The fire was confined to Purifoy's wheelchair and it was believed he fell
asleep while smoking, a coroner's office spokesman said.
In a sculpture garden, Purifoy dedicated 2 1/2 acres to creating beauty from
castoffs. Known as "assemblage" art, Purifoy erected a spectacular display of
towering artworks using bowling balls, commodes, discarded tools, worn-out
appliances and other debris.
Known as the father of the Los Angeles black assemblage movement, Purifoy was
launched into notoriety in 1965 when he created works from Watts riot rubble.
The longtime civil rights activist had been working on the Watts Towers Art
Center when the riots began.
Purifoy took a lengthy hiatus from his artistic endeavors in 1976, when he was
appointed to the California Arts Council. He backed efforts to bring art to
correctional institutions, schools and social programs before leaving the
council in 1987.
Settling in the Mojave Desert, he began to sculpt on a grand scale. The
sculpture garden contains more than 100 art objects.

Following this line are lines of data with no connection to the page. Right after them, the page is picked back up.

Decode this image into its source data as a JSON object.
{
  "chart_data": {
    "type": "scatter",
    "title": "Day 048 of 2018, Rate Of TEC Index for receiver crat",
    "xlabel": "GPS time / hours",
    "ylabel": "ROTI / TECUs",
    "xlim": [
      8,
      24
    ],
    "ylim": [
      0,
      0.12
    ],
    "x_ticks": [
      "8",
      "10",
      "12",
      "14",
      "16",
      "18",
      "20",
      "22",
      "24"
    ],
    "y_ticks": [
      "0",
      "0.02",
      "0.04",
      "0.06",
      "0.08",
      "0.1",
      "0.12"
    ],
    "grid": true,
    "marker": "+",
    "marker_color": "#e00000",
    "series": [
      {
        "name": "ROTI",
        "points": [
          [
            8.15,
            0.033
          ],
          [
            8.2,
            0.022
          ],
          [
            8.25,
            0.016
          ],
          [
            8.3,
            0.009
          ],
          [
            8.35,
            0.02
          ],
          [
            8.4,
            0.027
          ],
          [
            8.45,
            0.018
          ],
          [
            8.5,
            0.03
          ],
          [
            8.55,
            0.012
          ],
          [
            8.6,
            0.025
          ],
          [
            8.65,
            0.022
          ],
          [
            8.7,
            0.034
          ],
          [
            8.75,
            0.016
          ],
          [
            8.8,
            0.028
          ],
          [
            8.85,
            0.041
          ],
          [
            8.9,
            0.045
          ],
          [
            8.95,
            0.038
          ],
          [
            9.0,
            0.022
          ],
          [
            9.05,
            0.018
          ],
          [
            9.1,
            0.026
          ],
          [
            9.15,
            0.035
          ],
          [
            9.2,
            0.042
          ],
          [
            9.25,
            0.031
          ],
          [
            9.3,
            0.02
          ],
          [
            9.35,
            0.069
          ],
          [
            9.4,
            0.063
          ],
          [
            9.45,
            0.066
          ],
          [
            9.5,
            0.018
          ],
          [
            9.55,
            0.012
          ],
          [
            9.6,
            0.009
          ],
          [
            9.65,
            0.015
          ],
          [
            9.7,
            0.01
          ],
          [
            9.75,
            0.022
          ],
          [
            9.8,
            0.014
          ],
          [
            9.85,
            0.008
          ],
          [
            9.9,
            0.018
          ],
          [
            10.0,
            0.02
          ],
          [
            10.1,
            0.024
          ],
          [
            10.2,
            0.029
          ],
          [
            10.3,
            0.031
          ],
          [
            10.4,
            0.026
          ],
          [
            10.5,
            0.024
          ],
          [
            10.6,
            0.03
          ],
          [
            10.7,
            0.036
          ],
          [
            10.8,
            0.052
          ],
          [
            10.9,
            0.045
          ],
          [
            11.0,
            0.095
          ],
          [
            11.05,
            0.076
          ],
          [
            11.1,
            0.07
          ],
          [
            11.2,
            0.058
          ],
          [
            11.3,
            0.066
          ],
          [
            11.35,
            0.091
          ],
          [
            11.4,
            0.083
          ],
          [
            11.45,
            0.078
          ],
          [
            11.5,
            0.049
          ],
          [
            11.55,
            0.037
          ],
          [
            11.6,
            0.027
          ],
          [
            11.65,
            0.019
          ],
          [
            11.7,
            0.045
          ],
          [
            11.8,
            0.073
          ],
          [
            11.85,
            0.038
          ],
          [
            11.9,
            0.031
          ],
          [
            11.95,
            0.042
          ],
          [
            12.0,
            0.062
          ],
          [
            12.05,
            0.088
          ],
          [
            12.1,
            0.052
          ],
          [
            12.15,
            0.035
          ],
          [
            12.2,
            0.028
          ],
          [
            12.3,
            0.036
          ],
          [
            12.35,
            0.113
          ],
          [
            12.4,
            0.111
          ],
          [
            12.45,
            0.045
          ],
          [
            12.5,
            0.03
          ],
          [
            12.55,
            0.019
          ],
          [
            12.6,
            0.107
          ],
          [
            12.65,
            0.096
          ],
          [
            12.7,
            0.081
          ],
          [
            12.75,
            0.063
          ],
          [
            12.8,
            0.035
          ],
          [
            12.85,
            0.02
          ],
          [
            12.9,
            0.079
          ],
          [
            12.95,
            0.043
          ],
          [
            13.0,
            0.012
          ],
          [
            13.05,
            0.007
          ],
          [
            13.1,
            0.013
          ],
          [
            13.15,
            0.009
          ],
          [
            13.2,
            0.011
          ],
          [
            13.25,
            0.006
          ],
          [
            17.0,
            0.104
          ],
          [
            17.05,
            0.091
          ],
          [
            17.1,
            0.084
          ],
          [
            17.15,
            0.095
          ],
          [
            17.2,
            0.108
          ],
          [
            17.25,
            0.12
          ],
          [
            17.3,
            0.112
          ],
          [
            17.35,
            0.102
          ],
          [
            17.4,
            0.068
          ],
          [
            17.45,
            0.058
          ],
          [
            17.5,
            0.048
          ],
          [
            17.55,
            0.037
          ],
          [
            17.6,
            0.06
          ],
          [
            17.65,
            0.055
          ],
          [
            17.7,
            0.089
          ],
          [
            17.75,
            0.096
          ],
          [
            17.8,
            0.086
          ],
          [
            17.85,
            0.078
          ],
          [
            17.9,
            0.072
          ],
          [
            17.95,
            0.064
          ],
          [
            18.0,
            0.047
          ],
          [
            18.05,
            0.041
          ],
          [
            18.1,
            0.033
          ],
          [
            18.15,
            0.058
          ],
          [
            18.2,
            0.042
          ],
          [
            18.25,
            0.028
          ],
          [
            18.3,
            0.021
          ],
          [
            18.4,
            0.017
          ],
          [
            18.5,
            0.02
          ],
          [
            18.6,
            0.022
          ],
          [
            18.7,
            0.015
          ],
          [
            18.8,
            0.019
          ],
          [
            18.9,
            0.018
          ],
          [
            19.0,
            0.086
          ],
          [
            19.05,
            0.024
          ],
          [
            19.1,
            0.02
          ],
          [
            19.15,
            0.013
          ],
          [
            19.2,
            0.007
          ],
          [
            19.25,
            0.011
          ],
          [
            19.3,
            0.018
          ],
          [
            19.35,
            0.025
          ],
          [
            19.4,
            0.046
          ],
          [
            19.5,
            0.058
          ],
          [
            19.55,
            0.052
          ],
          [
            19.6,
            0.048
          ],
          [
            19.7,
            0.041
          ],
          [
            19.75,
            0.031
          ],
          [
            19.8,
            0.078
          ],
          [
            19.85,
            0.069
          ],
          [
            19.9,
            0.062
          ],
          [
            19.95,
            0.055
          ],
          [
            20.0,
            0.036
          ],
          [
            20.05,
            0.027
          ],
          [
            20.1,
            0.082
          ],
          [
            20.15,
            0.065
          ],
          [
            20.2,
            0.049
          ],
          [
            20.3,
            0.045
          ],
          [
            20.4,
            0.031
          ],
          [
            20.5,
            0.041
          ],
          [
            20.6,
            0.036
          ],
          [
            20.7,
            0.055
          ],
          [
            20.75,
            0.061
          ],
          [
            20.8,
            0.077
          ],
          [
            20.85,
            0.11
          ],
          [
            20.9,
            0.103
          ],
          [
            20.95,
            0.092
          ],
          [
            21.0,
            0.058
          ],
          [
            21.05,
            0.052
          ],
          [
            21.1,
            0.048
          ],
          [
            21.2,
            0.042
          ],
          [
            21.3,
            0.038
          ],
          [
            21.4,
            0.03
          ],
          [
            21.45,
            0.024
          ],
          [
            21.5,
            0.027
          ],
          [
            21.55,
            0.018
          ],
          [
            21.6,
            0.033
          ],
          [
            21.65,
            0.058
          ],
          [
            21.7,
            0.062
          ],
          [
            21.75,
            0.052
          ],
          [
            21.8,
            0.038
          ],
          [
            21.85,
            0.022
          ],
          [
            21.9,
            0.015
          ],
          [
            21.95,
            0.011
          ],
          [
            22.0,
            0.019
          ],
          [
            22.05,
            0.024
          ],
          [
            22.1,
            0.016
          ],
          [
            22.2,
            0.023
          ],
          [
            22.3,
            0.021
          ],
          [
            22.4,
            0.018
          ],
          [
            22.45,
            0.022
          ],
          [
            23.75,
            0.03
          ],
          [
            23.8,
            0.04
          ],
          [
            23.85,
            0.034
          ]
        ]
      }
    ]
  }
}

His works have been part of the collections of the Corcoran Gallery in
Washington, D.C., the Whitney Museum in New York and the California
Afro-American Museum.
___
Bruno Wassertheil
PALO ALTO, Calif. (AP) — Bruno Wassertheil, CBS News' former chief radio
correspondent in Israel, died March 3. He was 68.
During his career, Wassertheil received two Overseas Press Club awards and
spent 14 years with CBS News in Israel, from 1970 to 1978 and 1980 to 1986.
Wassertheil conducted 20,000 network broadcasts and interviewed such prominent
Middle East figures as Golda Meir, Yitzhak Rabin and Ariel Sharon.
Colleagues, fans, and friends remember Wassertheil for two things: his
expertise on the Middle East and his resonant, authoritative voice.
Dan Raviv, a CBS News correspondent in Washington, D.C, said Wassertheil
provided an importance link between Israel and American Jews.
Born in Katowice, Poland, Wassertheil was on a steamship with his family
heading to the United States to visit the 1939 World's Fair when Hitler's
troops invaded Poland on Sept. 1, 1939. The family settled in New York and
never returned to Poland.
Wassertheil graduated from City College of New York in 1957 and served in the
U.S. Army for three years before moving to Israel. He began working for the
Associated Press in 1967 and joined CBS News in 1970.